A P2P system could radically reduce the effort for people and increase security. A bank-based P2P system could use the weight of banks to create an alternative to hubs. Bank hosts could combine the benefits of rigorous regulation, data security and commercial wisdom available from the historical data and knowledge of banks.
P2P Transacting
The basic model was presented at a conference at MIT. Each participant has a “repository,” which can also be referred to as a “wallet” or “personal data store.” The name is not important, but the principle is simple and essential. Each transaction by a person begins as a record in that person’s wallet and the record is communicated to the other parties. The communication can be by any means. In the diagram, the communication is by a blockchain ledger and the canonical (binding) copy of the record is on the blockchain. But the canonical record could also be communicated via ledgers held by one or more trusted intermediaries, for example, the banks at which each of the parties has an account. Systems such as Interledger, Ripple and R3cev’s Corda are protocols that are not based on blockchains.
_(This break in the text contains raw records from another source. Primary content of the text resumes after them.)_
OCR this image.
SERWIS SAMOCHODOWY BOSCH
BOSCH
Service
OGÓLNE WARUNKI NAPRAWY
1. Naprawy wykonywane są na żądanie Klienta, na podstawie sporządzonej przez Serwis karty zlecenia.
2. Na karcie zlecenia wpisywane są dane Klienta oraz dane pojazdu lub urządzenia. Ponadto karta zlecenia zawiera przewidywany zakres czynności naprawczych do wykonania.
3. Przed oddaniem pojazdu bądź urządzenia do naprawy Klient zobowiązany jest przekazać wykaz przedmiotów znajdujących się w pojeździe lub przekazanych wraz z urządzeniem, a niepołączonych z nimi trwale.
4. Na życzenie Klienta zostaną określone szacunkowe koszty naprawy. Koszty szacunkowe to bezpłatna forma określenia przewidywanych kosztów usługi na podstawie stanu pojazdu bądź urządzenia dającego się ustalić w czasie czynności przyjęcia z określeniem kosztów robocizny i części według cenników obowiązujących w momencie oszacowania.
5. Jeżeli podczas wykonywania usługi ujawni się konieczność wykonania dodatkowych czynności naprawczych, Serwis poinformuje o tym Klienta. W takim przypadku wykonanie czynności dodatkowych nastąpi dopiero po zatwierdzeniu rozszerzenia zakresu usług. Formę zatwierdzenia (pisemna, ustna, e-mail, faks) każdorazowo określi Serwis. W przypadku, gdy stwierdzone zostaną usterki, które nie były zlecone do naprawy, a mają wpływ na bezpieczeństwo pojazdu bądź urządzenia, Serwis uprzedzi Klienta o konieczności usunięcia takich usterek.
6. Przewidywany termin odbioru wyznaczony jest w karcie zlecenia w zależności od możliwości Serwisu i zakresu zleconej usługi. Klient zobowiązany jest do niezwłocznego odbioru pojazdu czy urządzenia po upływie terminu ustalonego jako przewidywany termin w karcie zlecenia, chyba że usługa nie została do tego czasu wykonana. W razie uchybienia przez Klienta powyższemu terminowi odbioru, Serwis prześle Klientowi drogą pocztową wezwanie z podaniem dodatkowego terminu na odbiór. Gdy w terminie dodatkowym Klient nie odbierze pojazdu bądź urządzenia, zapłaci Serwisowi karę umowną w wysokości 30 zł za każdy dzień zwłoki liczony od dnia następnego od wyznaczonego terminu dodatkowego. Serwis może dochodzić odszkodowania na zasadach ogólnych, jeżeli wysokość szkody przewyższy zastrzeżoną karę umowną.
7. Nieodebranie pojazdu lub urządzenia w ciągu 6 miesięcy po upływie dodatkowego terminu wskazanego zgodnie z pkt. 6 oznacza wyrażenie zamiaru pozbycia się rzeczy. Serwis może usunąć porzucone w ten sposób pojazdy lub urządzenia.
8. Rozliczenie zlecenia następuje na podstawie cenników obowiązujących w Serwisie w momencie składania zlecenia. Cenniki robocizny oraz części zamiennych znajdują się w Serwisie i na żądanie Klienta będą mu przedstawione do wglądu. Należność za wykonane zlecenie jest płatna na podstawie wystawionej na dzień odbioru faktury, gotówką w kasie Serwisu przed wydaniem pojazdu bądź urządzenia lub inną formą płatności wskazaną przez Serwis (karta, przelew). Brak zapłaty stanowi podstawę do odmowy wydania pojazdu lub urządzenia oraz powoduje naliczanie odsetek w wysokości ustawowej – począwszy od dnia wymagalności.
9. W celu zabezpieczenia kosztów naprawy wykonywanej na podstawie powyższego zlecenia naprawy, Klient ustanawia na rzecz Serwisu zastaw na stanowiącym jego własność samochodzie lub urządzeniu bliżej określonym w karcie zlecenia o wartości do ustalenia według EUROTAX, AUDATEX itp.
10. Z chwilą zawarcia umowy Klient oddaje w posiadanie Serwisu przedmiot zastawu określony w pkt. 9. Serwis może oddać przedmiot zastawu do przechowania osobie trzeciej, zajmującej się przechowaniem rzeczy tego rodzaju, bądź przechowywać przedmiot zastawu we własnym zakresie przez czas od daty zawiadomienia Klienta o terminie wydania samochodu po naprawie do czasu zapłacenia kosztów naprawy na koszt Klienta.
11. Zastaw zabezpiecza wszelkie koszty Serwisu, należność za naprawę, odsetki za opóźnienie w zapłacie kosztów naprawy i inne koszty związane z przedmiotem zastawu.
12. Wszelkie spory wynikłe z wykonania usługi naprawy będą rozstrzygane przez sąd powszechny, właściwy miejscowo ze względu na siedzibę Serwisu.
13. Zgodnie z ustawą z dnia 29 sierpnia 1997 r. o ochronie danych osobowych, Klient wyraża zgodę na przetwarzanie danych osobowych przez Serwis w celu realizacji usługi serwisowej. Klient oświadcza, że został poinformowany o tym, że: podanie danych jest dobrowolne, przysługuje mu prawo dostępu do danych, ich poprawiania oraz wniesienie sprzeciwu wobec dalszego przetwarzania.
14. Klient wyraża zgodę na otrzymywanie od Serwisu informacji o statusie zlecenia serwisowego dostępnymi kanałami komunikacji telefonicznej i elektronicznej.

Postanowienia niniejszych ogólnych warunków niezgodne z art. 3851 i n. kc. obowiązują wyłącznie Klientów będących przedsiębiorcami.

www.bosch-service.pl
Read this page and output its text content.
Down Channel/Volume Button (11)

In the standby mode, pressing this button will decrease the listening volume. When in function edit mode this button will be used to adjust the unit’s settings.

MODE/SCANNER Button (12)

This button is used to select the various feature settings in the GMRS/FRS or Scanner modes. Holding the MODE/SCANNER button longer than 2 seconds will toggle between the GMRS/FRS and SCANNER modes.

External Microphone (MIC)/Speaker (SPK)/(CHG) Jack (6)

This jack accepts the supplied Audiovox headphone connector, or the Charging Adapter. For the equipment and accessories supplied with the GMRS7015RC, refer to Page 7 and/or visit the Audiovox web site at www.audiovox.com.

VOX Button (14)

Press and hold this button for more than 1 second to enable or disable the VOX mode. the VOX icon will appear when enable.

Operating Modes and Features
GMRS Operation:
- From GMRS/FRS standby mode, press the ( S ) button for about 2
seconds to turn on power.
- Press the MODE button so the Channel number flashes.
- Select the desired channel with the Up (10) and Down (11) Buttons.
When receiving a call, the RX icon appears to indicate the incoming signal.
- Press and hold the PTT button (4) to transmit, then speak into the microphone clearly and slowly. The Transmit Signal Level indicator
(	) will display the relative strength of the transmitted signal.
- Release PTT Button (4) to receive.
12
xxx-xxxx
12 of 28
Blockchains have the critical disadvantage that all information is copied to all nodes of the blockchain and cannot be redacted or erased. Even if encrypted, the data remains vulnerable to compromise of the key or increased power of computing. In most transacting situations involving individual (and many others) this is inconsistent with data security and with legal requirements such as the GDPR. Blockchains appear to be appropriate when the transacting must take place in the absence of access to any trusted intermediary, for instance when connection to the internet cannot be assured, or when the parties know and have a moderate level of trust in one another and wish to keep the information among themselves without involving a third party.
Pragmatically, P2P allows an intermediary such as a bank to offer the functionality of hub-based e-commerce sites, but across all of a person’s dealings (in the same way that a bank account currently can handle all kinds of payments). The bank can also shield the person’s private information in most dealings. The bank intermediary can assure payment and handle the interactions without needing disclose details of the individual.
While bank-hosted P2P may appear more “centralized” than blockchain approaches, in fact, it will usually be less centralized. There are many banks and each individual can have their choice, as they do now. The accounts will be highly portable because the bank’s copy of the records can be synchronized to the individual or to the individual’s choice of a new host, which could be another bank or a generic hosting company. The bank can be required to expunge any information that is no longer needed. A host can keep defensive proof of the records by hashing them and keeping the hash while discarding the actual records.
In contrast, public blockchains function by running a continuous competition among a “miners” – a kind of arms-race. Practically, this means that all of the information is collected into a single database. The database is replicated many times and there is an element of decentralization because the hosts compete to be the most rapid, but minors need scale to compete. There is a double centralization effect – all participants’ data is all stored in a single database and the hosts that matter need very large scale.
Banks that opened themselves to P2P transacting can of course be very efficient. They will not need to write software, since that will be open source and managed by the community, perhaps centered on the makers of mobile phones. They will not need to “reconcile” records, a huge source of cost to them, since the records will have a common format and semantics. They will not have to do much support because the apps will all run the same across many banks, and there will be many sources of information. The banks will also be able to comply with regulatory requirements much more efficiently because regulatory documents can be handled in the same way, and the standardized platform will make reporting much easier for the bank, and better for the regulators.